ABC's 'The Good Doctor' is putting a spotlight on the growing segment of the population with autism. When you mention the disorder, people think about children. But, WAAY 31 learned, as those kids age, resources and services available are limited.
Gage Tomerlin, 18, has dreams of becoming a historian or journalist. Gage was diagnosed with autism when he was two. He didn't speak until he was five. Gage relies on his family and support through various work programs to help prepare for his future. "I like the program where they teach you about jobs and it's very important because autistic people have trouble dealing with other people," he said.

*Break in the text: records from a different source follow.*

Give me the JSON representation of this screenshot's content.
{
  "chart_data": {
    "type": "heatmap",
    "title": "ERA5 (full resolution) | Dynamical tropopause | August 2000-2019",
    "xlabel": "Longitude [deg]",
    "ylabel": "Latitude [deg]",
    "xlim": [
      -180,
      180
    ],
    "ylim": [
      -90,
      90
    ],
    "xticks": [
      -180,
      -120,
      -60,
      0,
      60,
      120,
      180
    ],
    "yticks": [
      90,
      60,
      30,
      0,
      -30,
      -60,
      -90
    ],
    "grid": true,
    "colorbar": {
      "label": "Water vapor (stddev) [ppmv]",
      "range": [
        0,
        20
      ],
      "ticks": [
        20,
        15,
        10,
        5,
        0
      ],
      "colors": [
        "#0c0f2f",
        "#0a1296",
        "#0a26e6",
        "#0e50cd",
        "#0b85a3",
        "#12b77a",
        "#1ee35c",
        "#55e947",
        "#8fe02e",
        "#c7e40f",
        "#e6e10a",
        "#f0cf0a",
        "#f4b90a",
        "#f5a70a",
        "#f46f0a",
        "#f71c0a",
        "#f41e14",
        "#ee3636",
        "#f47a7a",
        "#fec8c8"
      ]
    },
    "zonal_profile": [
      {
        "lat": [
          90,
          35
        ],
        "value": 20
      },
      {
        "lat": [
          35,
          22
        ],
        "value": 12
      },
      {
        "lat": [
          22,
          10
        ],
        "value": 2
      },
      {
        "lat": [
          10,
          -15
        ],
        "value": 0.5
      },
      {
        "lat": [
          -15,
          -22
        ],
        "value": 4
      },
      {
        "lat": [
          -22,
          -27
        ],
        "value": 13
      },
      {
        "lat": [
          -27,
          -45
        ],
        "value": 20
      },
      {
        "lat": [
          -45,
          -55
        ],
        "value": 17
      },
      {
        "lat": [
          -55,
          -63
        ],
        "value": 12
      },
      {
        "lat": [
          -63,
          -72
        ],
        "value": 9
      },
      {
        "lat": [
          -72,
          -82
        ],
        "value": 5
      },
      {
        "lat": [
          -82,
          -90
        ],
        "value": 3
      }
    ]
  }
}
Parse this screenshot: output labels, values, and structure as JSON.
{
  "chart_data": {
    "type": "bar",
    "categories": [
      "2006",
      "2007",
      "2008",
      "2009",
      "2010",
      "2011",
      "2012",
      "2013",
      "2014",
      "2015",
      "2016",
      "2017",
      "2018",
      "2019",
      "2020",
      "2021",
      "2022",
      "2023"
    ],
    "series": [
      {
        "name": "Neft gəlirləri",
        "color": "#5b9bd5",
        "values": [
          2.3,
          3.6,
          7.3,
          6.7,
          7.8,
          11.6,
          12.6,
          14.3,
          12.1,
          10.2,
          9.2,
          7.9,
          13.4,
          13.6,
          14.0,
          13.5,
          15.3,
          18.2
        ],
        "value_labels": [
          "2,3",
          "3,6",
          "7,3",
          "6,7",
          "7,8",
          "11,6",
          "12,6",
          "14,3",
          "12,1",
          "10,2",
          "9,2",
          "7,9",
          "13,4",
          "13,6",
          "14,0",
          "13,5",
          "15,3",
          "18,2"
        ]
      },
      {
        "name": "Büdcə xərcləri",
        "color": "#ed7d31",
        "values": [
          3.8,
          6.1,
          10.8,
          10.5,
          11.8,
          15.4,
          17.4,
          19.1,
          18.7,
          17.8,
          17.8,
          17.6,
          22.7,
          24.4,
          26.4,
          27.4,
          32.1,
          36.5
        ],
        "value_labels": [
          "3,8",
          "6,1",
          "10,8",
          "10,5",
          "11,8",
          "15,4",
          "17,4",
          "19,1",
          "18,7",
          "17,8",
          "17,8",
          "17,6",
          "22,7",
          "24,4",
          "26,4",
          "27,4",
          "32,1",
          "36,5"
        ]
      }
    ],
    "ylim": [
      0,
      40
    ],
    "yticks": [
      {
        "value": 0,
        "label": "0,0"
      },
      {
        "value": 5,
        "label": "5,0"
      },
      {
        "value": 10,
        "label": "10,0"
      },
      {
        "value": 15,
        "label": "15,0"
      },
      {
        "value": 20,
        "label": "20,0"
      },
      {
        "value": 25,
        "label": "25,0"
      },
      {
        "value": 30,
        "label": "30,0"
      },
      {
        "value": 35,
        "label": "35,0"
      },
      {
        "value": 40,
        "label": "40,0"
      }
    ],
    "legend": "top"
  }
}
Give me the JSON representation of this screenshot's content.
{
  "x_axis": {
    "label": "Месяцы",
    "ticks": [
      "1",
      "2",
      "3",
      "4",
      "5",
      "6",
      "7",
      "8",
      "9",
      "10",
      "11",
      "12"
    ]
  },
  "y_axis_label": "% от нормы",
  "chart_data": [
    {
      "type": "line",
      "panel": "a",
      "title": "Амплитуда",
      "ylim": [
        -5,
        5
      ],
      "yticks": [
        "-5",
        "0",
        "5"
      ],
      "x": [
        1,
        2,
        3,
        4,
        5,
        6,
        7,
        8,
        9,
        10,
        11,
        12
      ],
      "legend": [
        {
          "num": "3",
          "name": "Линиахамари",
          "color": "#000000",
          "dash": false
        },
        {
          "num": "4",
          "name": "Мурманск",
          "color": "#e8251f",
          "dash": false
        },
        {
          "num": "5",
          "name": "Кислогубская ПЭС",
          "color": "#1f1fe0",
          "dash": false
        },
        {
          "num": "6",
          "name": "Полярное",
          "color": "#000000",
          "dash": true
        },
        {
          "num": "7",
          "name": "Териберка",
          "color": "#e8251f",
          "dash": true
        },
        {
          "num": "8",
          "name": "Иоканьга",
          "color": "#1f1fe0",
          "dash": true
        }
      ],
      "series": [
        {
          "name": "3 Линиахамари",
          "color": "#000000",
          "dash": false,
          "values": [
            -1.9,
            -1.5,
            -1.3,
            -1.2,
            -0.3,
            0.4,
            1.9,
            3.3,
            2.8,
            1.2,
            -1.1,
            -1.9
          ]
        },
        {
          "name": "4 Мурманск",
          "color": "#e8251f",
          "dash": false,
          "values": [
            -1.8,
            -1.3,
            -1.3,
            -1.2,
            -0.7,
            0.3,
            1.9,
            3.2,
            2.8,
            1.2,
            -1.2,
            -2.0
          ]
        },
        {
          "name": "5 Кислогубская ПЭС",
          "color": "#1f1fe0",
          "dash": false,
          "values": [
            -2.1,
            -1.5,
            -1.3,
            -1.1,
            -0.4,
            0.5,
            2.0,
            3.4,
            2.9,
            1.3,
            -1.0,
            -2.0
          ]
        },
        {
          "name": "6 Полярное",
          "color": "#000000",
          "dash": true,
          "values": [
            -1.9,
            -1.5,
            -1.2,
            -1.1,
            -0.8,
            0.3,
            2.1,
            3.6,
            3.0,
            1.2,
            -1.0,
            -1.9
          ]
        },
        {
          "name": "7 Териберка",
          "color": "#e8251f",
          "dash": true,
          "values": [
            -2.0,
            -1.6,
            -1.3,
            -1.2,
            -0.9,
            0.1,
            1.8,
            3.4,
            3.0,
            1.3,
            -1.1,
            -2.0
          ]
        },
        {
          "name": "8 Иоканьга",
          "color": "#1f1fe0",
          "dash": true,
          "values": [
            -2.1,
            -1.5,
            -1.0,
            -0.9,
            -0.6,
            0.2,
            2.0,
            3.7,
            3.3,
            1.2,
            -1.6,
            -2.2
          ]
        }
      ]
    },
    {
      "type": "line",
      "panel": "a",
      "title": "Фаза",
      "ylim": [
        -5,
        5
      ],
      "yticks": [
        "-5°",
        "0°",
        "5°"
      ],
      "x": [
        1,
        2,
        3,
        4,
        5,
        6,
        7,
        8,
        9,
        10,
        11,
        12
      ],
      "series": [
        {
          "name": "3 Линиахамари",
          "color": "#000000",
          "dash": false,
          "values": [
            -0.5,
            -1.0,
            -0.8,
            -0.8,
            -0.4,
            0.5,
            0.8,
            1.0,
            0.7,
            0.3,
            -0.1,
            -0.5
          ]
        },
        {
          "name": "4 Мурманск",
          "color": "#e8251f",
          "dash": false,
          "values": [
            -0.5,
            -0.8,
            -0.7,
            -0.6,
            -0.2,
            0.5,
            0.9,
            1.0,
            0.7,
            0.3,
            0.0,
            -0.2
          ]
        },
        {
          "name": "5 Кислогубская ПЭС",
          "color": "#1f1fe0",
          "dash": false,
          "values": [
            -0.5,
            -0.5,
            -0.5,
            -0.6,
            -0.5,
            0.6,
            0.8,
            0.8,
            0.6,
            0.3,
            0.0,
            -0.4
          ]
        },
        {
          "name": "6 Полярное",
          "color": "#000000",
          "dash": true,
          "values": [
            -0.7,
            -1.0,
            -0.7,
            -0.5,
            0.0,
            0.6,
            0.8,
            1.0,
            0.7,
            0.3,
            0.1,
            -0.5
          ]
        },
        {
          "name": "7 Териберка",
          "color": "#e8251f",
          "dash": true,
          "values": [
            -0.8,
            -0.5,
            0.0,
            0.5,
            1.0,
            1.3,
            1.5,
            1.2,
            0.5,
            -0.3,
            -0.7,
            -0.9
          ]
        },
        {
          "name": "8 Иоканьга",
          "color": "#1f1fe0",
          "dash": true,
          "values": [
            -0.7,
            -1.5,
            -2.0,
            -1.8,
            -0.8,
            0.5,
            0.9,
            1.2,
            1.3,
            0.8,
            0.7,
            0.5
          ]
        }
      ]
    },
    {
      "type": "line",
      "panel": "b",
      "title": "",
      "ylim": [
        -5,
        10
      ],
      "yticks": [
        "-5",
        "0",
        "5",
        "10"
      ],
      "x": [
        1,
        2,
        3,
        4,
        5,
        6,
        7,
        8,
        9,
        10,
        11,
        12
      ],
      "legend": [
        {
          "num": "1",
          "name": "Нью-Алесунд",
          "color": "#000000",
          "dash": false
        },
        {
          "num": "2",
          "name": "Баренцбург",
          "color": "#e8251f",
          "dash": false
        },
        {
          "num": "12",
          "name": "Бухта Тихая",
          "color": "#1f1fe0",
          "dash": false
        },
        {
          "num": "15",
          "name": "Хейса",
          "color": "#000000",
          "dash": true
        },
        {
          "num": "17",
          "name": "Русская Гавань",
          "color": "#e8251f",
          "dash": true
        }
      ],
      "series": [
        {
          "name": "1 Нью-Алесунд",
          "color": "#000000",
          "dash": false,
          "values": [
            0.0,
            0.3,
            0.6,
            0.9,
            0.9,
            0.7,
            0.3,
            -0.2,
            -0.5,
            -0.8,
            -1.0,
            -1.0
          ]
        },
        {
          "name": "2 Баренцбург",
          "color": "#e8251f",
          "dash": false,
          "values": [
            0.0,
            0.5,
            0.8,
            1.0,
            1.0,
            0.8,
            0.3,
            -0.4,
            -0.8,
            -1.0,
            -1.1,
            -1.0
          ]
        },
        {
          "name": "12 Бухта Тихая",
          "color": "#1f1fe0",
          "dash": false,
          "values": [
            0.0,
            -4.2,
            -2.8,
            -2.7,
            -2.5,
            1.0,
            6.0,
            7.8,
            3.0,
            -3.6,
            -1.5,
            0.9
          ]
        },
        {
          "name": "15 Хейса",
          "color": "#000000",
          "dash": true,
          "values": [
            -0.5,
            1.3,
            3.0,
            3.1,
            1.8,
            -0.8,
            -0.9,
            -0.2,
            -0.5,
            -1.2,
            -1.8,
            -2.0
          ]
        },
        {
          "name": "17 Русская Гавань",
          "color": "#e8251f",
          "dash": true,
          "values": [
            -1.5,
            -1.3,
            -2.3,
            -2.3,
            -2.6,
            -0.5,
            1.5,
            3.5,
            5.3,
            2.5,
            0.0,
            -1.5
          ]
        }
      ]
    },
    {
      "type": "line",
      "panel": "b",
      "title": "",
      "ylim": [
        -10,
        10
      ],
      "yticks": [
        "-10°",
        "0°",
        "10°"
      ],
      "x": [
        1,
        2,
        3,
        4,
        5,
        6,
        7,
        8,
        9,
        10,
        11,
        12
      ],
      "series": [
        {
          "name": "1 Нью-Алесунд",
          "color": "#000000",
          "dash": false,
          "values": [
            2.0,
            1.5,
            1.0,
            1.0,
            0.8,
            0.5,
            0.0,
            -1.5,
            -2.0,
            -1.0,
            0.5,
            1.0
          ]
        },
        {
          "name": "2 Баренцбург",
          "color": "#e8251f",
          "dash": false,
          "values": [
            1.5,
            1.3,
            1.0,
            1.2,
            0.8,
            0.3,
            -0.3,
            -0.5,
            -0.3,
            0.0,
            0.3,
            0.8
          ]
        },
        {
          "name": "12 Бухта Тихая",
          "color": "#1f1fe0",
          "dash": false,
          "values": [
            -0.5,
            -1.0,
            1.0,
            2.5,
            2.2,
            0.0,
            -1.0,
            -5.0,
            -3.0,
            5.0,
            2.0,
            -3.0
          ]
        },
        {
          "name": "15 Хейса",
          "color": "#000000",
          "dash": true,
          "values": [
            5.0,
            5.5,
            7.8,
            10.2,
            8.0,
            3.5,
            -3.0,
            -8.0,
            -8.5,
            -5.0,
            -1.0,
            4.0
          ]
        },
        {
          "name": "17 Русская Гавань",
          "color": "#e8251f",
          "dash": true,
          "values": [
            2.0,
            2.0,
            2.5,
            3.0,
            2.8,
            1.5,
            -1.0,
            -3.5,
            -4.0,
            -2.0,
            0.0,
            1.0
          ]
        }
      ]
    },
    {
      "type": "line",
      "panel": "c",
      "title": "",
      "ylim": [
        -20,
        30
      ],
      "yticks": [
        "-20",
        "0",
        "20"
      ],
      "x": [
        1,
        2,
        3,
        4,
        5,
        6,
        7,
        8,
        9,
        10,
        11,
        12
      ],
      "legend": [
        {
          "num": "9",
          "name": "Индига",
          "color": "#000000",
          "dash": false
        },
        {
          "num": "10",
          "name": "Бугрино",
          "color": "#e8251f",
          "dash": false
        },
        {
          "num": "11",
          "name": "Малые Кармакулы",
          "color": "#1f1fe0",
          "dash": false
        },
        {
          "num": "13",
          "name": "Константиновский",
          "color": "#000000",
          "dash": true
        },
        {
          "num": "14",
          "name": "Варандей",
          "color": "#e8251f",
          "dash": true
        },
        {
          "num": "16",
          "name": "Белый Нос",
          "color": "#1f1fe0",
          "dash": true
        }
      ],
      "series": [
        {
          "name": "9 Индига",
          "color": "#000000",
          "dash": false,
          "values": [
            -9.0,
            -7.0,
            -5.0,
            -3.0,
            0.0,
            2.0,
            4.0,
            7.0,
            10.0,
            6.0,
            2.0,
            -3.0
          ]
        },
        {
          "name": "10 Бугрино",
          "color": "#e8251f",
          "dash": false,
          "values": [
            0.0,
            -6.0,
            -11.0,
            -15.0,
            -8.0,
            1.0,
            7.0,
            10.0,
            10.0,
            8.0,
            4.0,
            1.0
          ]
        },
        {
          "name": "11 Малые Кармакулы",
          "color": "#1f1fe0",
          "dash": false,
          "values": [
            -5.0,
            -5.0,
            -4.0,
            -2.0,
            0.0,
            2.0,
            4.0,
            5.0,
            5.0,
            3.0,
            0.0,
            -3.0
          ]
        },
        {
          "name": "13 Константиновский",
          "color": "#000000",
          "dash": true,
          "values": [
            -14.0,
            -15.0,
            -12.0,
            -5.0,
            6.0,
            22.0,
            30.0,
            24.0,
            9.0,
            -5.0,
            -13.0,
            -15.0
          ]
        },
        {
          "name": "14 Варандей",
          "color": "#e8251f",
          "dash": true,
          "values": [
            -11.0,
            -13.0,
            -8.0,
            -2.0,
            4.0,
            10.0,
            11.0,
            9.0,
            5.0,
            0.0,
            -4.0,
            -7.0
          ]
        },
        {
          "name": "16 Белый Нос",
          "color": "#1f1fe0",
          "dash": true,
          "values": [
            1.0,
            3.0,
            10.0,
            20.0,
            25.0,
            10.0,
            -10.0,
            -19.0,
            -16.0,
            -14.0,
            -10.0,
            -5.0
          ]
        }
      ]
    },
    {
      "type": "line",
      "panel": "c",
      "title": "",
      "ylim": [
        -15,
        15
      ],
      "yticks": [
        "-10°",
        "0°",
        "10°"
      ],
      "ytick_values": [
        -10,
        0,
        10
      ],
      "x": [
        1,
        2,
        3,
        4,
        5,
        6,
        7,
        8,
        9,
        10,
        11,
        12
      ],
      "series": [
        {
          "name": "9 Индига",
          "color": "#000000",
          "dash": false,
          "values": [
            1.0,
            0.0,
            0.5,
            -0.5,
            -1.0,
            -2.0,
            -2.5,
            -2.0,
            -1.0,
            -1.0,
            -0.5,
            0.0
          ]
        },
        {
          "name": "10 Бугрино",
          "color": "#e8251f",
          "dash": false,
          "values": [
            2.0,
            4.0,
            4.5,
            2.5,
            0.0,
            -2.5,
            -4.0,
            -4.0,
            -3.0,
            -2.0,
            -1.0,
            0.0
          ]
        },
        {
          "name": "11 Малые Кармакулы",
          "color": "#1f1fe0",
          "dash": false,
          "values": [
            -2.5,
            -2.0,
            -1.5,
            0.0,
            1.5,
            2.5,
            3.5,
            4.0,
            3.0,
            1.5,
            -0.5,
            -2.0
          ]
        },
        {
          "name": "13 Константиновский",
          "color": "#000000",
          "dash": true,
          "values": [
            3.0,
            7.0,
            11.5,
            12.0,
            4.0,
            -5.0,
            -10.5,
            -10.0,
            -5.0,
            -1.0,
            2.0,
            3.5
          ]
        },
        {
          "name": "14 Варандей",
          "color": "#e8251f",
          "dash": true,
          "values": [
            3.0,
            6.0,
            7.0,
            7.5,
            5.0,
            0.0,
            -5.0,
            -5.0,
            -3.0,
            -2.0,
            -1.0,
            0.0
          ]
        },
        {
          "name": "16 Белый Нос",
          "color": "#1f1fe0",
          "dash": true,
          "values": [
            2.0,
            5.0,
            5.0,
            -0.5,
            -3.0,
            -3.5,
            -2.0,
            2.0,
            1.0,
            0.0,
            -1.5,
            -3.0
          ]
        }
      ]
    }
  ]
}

Gage's dad, Tom Tomerlin, said it is a struggle for older kids. A struggle both emotionally and financially for the Tomerlins.
The Special Learning Company added up the costs of having a child with autism. It states Applied Behavioral Analysis sessions cost $15,000 a year, or $30 per hour. Speech, occupational, and physical therapy costs $12,000 a year, or $75 per half-hour session. When doctors' visits, education, and other expenses totals are added in, it totals $19,000 to $47,500 per year. Keep in mind, all of these numbers are estimates.
Dr. Whitney Meade, an assistant professor at UAH said occupational, physical and speech therapy services are paid for by the school system under federal law. "However, once a student leaves the school system at the age of 21, there isn't a funding source for those services," said Meade.
It leaves many families forced to choose between getting the bills paid or getting help for their child.
"All the out of pocket costs can be financially crushing. We're still in debt from when Gage was a young man because it was so expensive. No coverage, whatsoever!" said Tom Tomerlin.
But, there is some hope.
An austism bill was signed into law in May 2017. It requires insurance companies to pay for some of those services, which eases the financial strain on some families. The problem-- the law is still being phased in.
"Honestly, it is so new, we are still waiting for it to be fully implemented," said Dr. Meade.
Todd isn't sure what the law will cover, but he is adament on getting the age limit raised higher than what it is now.
As we wait to find out how this will affect Tennessee Valley families, Gage is pushing forward with his journalism career. He interviewed Alabama Senate Candidate Doug Jones and pressed him about health care coverage. He said many politicians, "dodge the questions."
The Riley Behavioral Health and Rehabilitation Center, Autism Society of Alabama and Glenwood offer several services for adults with autism in the Tennessee Valley.